La palabra democracia no designa propiamente ni una forma de gobierno ni una forma de sociedad. La "sociedad democrática" no es nunca otra cosa que un trazado ilusorio destinado a sostener tal o cual principio de buen gobierno. Tanto hoy como ayer, lo que organiza a las sociedades es el juego de las oligarquías. No hay ningún gobierno democrático. Los gobiernos son siempre ejercidos siempre por la minoría sobre la mayoría. En consecuencia, el poder del pueblo es necesariamente heterotópico a la sociedad desigualitaria, como lo es al gobierno oligárquico.
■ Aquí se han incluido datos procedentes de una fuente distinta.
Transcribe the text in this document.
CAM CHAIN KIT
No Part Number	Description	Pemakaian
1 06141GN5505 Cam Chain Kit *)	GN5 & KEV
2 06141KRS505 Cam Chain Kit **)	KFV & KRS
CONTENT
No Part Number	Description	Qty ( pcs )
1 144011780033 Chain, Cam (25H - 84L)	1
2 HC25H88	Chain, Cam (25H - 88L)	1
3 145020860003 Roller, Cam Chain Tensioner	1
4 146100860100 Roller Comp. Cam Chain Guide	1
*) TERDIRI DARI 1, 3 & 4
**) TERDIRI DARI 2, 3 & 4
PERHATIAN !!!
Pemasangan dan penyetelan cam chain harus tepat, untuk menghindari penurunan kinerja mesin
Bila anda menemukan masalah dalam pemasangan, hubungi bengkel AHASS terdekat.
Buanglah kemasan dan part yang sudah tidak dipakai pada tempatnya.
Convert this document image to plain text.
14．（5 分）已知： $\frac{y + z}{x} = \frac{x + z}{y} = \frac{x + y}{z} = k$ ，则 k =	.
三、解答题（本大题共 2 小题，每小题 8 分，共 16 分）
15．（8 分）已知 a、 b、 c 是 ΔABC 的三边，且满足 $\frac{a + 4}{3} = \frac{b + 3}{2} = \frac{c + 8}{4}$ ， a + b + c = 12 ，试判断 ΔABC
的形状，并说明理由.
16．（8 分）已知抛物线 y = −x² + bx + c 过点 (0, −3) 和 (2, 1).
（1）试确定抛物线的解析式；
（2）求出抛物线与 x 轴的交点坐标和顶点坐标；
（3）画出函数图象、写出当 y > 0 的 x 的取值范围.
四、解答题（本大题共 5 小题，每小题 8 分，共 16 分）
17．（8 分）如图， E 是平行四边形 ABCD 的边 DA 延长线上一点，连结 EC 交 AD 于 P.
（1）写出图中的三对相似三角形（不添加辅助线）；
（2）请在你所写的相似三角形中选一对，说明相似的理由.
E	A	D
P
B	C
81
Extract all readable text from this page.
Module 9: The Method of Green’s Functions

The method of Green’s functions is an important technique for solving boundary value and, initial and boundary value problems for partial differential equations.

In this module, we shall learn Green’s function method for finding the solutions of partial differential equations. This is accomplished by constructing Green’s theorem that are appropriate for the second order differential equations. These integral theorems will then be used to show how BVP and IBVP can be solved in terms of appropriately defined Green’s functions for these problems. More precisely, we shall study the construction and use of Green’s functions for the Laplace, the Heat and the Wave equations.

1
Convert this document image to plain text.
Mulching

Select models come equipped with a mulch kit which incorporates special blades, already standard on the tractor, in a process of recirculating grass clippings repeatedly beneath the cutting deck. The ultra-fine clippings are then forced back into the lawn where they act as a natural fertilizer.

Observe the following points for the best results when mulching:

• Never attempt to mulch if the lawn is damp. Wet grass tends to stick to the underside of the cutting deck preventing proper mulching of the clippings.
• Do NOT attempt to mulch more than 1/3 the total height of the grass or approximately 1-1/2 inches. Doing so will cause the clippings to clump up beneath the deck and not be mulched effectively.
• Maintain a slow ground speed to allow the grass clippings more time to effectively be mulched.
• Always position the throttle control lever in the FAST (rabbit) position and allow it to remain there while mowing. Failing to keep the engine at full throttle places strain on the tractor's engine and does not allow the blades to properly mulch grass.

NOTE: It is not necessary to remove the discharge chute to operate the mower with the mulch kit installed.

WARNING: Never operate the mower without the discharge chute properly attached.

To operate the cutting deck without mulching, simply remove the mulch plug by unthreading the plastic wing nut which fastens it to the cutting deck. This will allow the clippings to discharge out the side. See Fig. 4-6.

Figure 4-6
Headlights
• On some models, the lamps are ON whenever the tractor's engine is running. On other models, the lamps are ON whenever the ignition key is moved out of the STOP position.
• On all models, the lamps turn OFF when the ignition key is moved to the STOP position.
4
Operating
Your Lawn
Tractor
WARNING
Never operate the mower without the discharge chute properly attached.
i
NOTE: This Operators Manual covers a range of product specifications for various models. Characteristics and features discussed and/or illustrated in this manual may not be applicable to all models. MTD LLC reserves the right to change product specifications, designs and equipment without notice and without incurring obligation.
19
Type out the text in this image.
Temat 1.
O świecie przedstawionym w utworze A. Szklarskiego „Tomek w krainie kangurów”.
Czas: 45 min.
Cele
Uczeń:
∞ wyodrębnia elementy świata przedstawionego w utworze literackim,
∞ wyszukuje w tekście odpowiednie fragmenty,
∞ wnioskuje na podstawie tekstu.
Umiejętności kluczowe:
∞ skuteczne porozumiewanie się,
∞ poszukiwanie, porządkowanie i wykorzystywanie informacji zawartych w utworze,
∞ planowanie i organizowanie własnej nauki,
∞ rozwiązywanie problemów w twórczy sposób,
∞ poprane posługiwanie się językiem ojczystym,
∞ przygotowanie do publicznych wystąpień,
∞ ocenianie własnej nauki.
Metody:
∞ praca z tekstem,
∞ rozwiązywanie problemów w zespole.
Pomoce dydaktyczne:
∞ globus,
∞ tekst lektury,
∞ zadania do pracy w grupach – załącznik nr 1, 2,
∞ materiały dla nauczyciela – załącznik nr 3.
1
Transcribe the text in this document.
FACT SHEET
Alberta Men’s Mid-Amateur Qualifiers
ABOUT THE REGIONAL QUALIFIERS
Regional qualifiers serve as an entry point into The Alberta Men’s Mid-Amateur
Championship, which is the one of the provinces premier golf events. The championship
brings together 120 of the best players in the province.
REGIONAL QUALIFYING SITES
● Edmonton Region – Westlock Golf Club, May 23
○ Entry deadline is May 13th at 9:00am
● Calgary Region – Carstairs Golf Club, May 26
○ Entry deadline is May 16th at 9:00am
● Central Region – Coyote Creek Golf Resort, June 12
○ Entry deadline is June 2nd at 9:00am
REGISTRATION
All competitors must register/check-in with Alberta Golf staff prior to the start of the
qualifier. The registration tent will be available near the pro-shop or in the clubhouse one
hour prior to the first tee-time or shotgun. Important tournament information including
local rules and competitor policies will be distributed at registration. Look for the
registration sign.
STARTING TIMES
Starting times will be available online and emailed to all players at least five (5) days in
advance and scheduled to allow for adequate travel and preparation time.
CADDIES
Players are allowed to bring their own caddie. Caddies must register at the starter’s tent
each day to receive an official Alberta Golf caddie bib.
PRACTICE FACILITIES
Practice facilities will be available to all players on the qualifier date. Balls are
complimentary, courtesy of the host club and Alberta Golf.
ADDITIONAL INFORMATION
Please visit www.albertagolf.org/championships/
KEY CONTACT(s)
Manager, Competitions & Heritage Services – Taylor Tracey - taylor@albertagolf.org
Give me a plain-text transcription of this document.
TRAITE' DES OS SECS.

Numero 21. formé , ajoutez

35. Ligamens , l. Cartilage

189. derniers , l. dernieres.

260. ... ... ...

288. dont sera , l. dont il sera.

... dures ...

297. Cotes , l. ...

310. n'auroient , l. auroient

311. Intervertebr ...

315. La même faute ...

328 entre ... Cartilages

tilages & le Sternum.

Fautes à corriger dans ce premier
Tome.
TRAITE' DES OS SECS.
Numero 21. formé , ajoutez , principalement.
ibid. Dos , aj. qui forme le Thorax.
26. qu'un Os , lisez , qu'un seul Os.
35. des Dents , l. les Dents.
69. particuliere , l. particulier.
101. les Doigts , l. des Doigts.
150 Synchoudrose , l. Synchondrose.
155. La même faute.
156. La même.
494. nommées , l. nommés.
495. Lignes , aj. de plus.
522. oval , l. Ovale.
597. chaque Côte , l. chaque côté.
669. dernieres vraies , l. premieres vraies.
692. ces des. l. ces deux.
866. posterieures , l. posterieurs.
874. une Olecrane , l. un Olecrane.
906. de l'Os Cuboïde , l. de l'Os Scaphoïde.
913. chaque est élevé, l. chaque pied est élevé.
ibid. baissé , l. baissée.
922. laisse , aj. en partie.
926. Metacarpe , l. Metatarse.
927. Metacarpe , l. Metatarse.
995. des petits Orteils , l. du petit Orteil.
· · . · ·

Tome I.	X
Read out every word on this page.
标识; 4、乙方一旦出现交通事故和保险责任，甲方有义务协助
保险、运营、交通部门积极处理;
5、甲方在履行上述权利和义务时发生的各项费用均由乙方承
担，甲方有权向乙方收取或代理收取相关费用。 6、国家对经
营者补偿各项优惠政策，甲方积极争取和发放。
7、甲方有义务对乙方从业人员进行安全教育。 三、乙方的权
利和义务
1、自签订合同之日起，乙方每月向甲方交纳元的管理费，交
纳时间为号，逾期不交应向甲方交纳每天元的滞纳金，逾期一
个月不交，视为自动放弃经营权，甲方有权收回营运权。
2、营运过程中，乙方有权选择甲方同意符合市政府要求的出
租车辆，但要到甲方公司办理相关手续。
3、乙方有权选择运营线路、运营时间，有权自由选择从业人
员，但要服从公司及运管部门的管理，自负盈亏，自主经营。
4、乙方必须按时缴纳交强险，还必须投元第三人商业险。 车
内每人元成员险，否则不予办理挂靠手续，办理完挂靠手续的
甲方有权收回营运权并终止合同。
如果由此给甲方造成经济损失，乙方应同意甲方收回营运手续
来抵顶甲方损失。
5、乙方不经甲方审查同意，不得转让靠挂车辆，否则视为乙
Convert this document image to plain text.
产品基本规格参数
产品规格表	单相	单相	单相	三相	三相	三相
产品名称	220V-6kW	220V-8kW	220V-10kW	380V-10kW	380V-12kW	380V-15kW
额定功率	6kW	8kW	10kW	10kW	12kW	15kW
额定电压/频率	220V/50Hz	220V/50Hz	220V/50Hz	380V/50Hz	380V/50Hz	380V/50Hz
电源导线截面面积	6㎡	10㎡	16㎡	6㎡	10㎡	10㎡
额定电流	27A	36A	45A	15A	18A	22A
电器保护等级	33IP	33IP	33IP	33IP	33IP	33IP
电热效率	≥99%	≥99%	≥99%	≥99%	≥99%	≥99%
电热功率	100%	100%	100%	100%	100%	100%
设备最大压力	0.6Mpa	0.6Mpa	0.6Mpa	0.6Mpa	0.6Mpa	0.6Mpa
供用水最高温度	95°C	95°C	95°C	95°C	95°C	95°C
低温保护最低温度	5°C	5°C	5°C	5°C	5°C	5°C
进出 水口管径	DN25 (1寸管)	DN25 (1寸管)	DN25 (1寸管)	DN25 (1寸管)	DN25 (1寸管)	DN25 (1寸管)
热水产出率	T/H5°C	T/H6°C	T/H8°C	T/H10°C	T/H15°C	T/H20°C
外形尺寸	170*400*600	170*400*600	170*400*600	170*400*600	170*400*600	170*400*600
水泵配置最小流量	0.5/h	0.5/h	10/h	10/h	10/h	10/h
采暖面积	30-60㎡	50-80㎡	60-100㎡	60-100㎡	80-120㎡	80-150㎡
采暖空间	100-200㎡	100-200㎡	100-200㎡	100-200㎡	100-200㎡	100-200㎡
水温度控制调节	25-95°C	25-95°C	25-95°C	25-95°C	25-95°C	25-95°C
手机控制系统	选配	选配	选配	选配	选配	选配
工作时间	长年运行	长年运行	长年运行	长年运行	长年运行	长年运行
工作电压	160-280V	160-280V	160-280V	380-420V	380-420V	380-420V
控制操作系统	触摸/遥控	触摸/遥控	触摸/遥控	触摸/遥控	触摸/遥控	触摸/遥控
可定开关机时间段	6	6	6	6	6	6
Este poder desvía el gobierno de sí mismo, desviando de si misma la sociedad. Por lo tanto, marca también la separación entre el ejercicio del gobierno y la representación de la sociedad.
Suele simplificarse la cuestión reduciéndola a la oposición entre democracia directa y democracia representativa. Caso en el cual se puede, simplemente, hacer jugar la diferencia de tiempos y oposición de la realidad a la utopía .
Para decirlo en otras palabras, no es una forma de adaptación de la democracia a los tiempos modernos y a los vastos espacios. Es, de pleno derecho, una forma oligárquica, una representación de minorías para ocuparse los asuntos comunes.
En su origen, la representación es el opuesto exacto de la democracia. Nadie lo ignora en la época de las revoluciones norteamericana y francesa. Los Padres fundadores y muchos de sus émulos franceses la ven, justamente, como el medio del que dispone la élite para ejercer de hecho, en nombre del pueblo, el poder que está obligada a reconocerle pero que él no podría ejercer sin destruir el principio mismo de gobierno.
La voluntad general no se divide, y los diputados representan a la nación en general. La "democracia representativa" puede parecer hoy un pleonasmo. Pero fue, al comienzo, un oxímoron.